Sebastian Vettel hätte höchstens noch Romain Grosjean abfangen können

Formel 1 2012

— 28.07.2012

Red Bull geschlagen: Keine Chance auf die Pole

Bei Red Bull gibt man nach dem Ungarn-Qualifying unumwunden zu, dass die Pole-Position nicht möglich war - Webber außerhalb den Top 10



Sebastian Vettel und Red Bull mussten in der Qualifikation zum Großen Preis von Ungarn einsehen, dass sie keine Chance auf die Pole-Position hatten. Sebastian Vettel musste sich am Ende nicht nur Lewis Hamilton im McLaren sondern auch Romain Grosjean im Lotus geschlagen geben, ihm fehlten 0,463 Sekunden auf Hamilton. Mark Webber bekam im zweiten Durchgang keine gute Runde hin und musste sich mit der elften Position zufrieden geben.

"Das war für uns eine schwierige Einheit", so Vettel. "Wir sind nicht so in das Qualifying gegangen, wie wir dies gerne gemacht hätten, und der Rhythmus war nicht sofort vorhanden. Wir haben mehr Reifen verbrannt, als wir dies zu Beginn dachten, also hatten wir für den dritten Qualifying-Durchgang nur noch einen neuen Satz."

"Den Versuch, den wir hatten, war in Ordnung, aber ich bekam nicht dasselbe Gefühl, das ich am Ende des zweiten Qualifying-Durchgangs hatte, was eine Überraschung war. Also schienen wir uns nicht zusammen mit der Strecke zu verbessern und einen weiteren Schritt zu machen. Romain war in Reichweite, aber Lewis war ein weiterer Schritt vorn. Wir wissen, dass es hier schwierig ist zu überholen, aber hoffentlich werden wir einen guten Start haben. Das Haushalten mit den Reifen wird entscheidend sein."

"Heute Vormittag war ich mit meinem Auto zufrieden", so Webber. "Ich war auf dem dritten Platz schnell, aber ich fühlte mich auf meinem letzten Satz weicher Reifen im zweiten Qualifying-Durchgang nicht wohl, hatte im Vergleich zu meiner Zeit auf angefahrenen Reifen zu kämpfen, was ziemlich bizarr ist. Das Feld ist im Moment eng, und es ist natürlich enttäuschend, dass ich mich auf der elften Position qualifiziert habe. Unsere Geschwindigkeit im Rennen sollte morgen in Ordnung sein."

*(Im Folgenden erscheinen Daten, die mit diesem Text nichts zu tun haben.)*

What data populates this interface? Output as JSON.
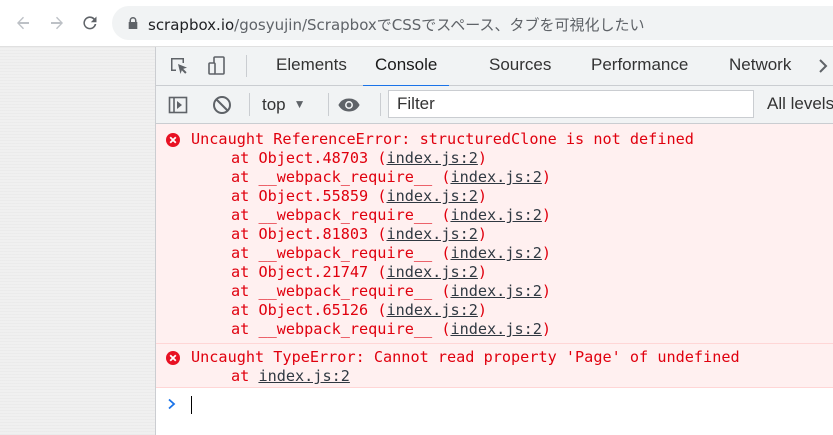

"Das war eine sehr arbeitsreiche Qualifying-Einheit", so Teamchef Christian Horner. "Beide Fahrer haben es auf dem harten Reifen durch den ersten Qualifying-Durchgang geschafft, und sie waren in der Lage, ihren Beginn der gezeiteten Runden auf der weicheren Mischung abzubrechen, mit dem sie dann zu Beginn der zweiten Qualifying-Einheit fuhren."

"Mark markierte eine gute Zeit, aber es reichte nicht zu einer Verbesserung, weswegen beide Fahrer im zweiten Teil wieder auf die Strecke gingen. Sebastian schaffte es, sich zu verbessern, aber unglücklicherweise kam von Mark nicht die Rundenzeit. Es lagen lediglich drei Zehntelsekunden zwischen der zweiten und der besten Position, aber da endete das Qualifying von Mark."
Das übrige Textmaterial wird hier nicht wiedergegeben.